7. The load characteristic based power distribution network intelligent regulation system of claim 6, wherein, Further comprising: A model calibration module is configured to monitor actual operation data of the power distribution network in real time, compare the actual operation data with the prediction result, update the prediction and regenerate the regulation strategy based on the latest actual operation data when the deviation between the actual operation data and the prediction result exceeds a first set threshold, to ensure the real-time and accuracy of the control, and record the deviation data and periodically calibrate the power generation power prediction model and the load prediction model offline based on the deviation data.

8. The load characteristic based power distribution network intelligent regulation system of claim 6, wherein, Further comprising: A new device learning module is configured to continuously compare real-time power demand values of each node with predicted demand values based on known power generation device outputs, obtain a power deviation curve, and determine that a line to which the node belongs has a new new energy power generation device put into operation when a persistent and significant negative deviation of the power deviation curve of a certain node is found and the negative deviation exceeds a second set threshold; after the new new energy power generation device is confirmed, parameters of the device are updated to the new energy power generation information database, and the power generation power prediction model and the simulation model are reconstructed.

9. The load characteristic based power distribution network intelligent regulation system of claim 8, wherein, Further comprising: A new device matching module is configured to preset a new energy power generation device information library that records standardized output power characteristic curves of various types of new energy typical devices under different environmental conditions; when it is determined that a new new energy power generation device is put into operation, the environmental data of the current and historical periods and the observed power deviation curve are synchronized and matched with the standardized output power characteristic curves for matching analysis, and one or more types of the presumed new energy power generation devices and their confidence levels are output by comparing fluctuation patterns and environmental response characteristics.
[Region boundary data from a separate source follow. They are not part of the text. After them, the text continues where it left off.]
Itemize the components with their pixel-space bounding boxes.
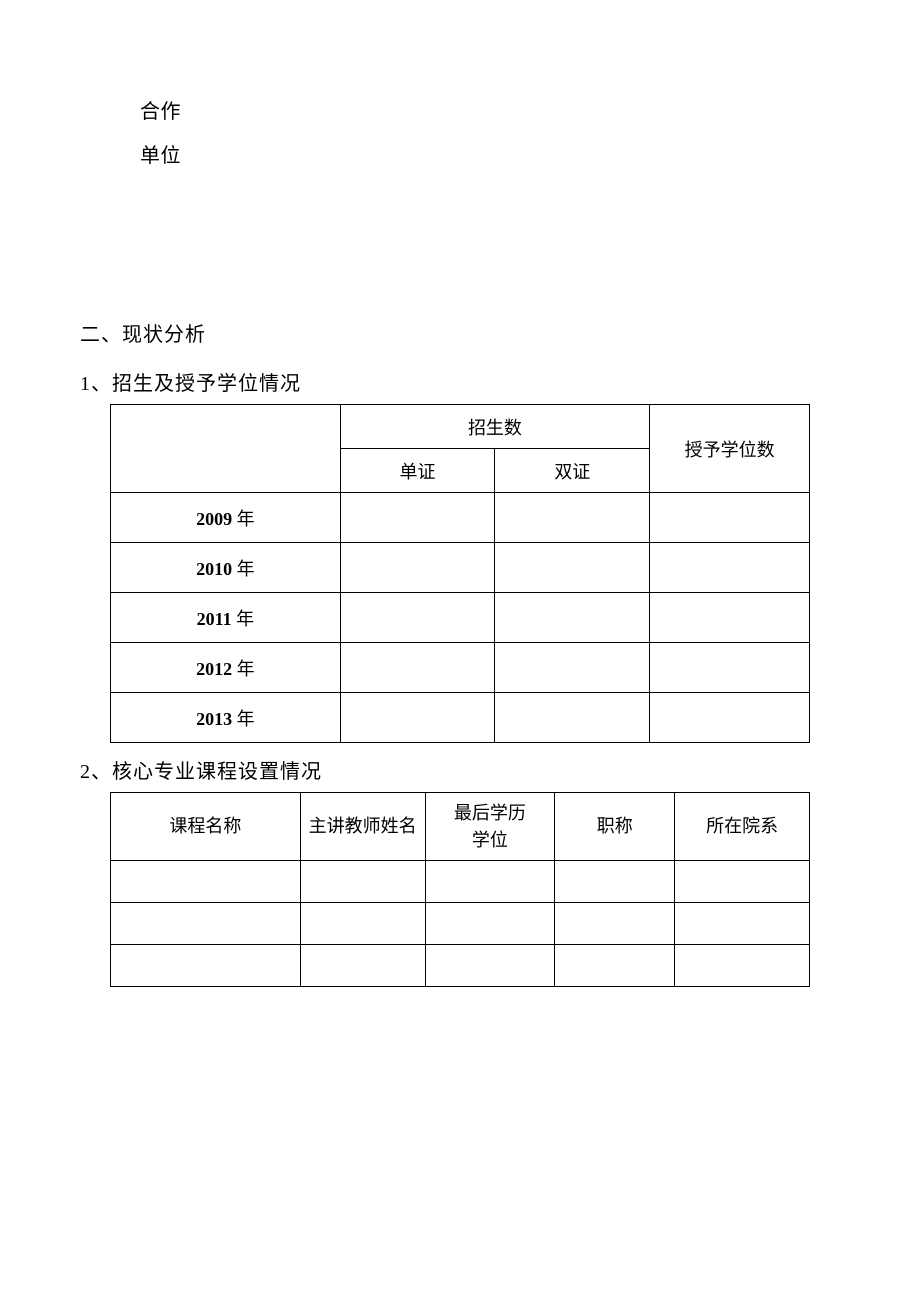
table-cell xyxy=(425,945,555,987)
table-row: 2009 年 xyxy=(111,493,810,543)
table-cell-year: 2009 年 xyxy=(111,493,341,543)
year-number: 2011 xyxy=(197,609,232,629)
table-cell xyxy=(650,493,810,543)
section-number: 二、 xyxy=(80,324,122,346)
year-char: 年 xyxy=(237,659,255,679)
table-header-teacher: 主讲教师姓名 xyxy=(300,793,425,861)
table-cell xyxy=(675,903,810,945)
table-cell xyxy=(495,643,650,693)
table-cell-blank xyxy=(111,405,341,493)
table-header-course-name: 课程名称 xyxy=(111,793,301,861)
table-cell xyxy=(300,861,425,903)
table-cell xyxy=(650,593,810,643)
table-subheader-double: 双证 xyxy=(495,449,650,493)
header-line: 学位 xyxy=(472,830,508,850)
section-title: 二、现状分析 xyxy=(80,318,840,347)
table-row xyxy=(111,861,810,903)
subsection-1-text: 招生及授予学位情况 xyxy=(112,373,301,395)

10. The load characteristic based power distribution network intelligent regulation system according to any one of claims 6 to 9, characterized in that, Further comprising: The electricity price regulation module is used for judging the supply-demand situation of the power distribution network in advance based on future weather forecast data and predicted new energy power generation, and generating a dynamic electricity price strategy when it is predicted that there will be a continuous power generation surplus or shortage.